These licenses give individuals access to Tableau Desktop/Cloud to create or view dashboards. However, you typically need a special OEM or embedded agreement if you want to embed Tableau dashboards in a product for external end-users (customers who won’t have Tableau accounts).
In those cases, Tableau, like Sisense, requires you to talk to their sales team for a quote. Users report that these OEM deals can be pricey and inflexible – for instance, one source mentioned little wiggle room on price and even charges for inactive users in certain contracts.
This suggests that embedding Tableau might involve a significant licensing commitment (potentially billed based on cores or an enterprise license) rather than the simple per-user monthly fees of its regular plan.
Therefore, while a small team could start with Tableau at ~$70 per user for internal use, a software company embedding Tableau for thousands of customer users should expect enterprise-level pricing and negotiations. In summary, Tableau’s cost for embedded use is often high and not as transparent as its advertised per-user fees, so it requires careful consultation to budget.
Which one should you choose?
If you’re choosing between Sisense and Tableau for internal reporting, each has its strengths. But for embedded analytics inside your product, neither tool really delivers. Their reliance on iframe embeds, seat-based pricing, and heavy architecture creates performance and integration issues that slow your team down and frustrate users.
Having said that, if you're still on the fence about internal reporting use cases, here's our verdict.
Choose Sisense if...
- You need a business intelligence tool that offers some embedding capabilities as part of a full-stack platform. Sisense has been in the BI space for over a decade and offers a wide array of features (from data preparation to dashboards) in one package. It’s battle-tested with many security certifications and a solid knowledge base, which is reassuring for enterprise needs.
- Seamless native feel is not your top priority. If it’s acceptable that the embedded dashboards might use iframes and have some styling limits, Sisense can deliver analytics in your app without extensive custom UI work.

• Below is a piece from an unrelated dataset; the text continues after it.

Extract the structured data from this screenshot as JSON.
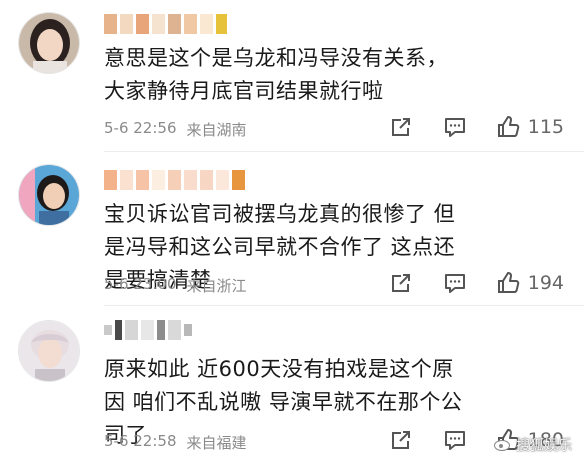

In other words, you can embed Sisense more quickly if you’re okay with its default look shining through a bit (which you can tweak with themes, but not completely unlimited).
- You have a high budget or high customer lifetime value to justify the cost. Sisense’s pricing is usage-based and often premium, which only makes sense if analytics directly drives significant revenue. For example, through enterprise add-ons. Otherwise, embedding is a costly investment.
- Your use case demands an integrated solution (ETL+storage+viz in one). Unlike Tableau, Sisense can act as a one-stop shop, performing data transformations and storing data in its ElastiCube engine. If you don’t want to manage a separate data warehouse or pipeline, Sisense’s all-in-one approach might be beneficial. This can simplify your stack when embedding analytics, albeit at the cost of some flexibility.
Choose Tableau if...
- You prioritize top-notch visual analytics and a broad toolkit. Tableau is ideal if dazzling visualizations and rich interactivity are a must. For internal analytics teams or data-savvy users, Tableau provides an unparalleled experience to dig into data and present it beautifully. Choose Tableau if you want to wow users with interactive charts or need advanced visuals (like complex mappings or storytelling dashboards) that go beyond basic charts.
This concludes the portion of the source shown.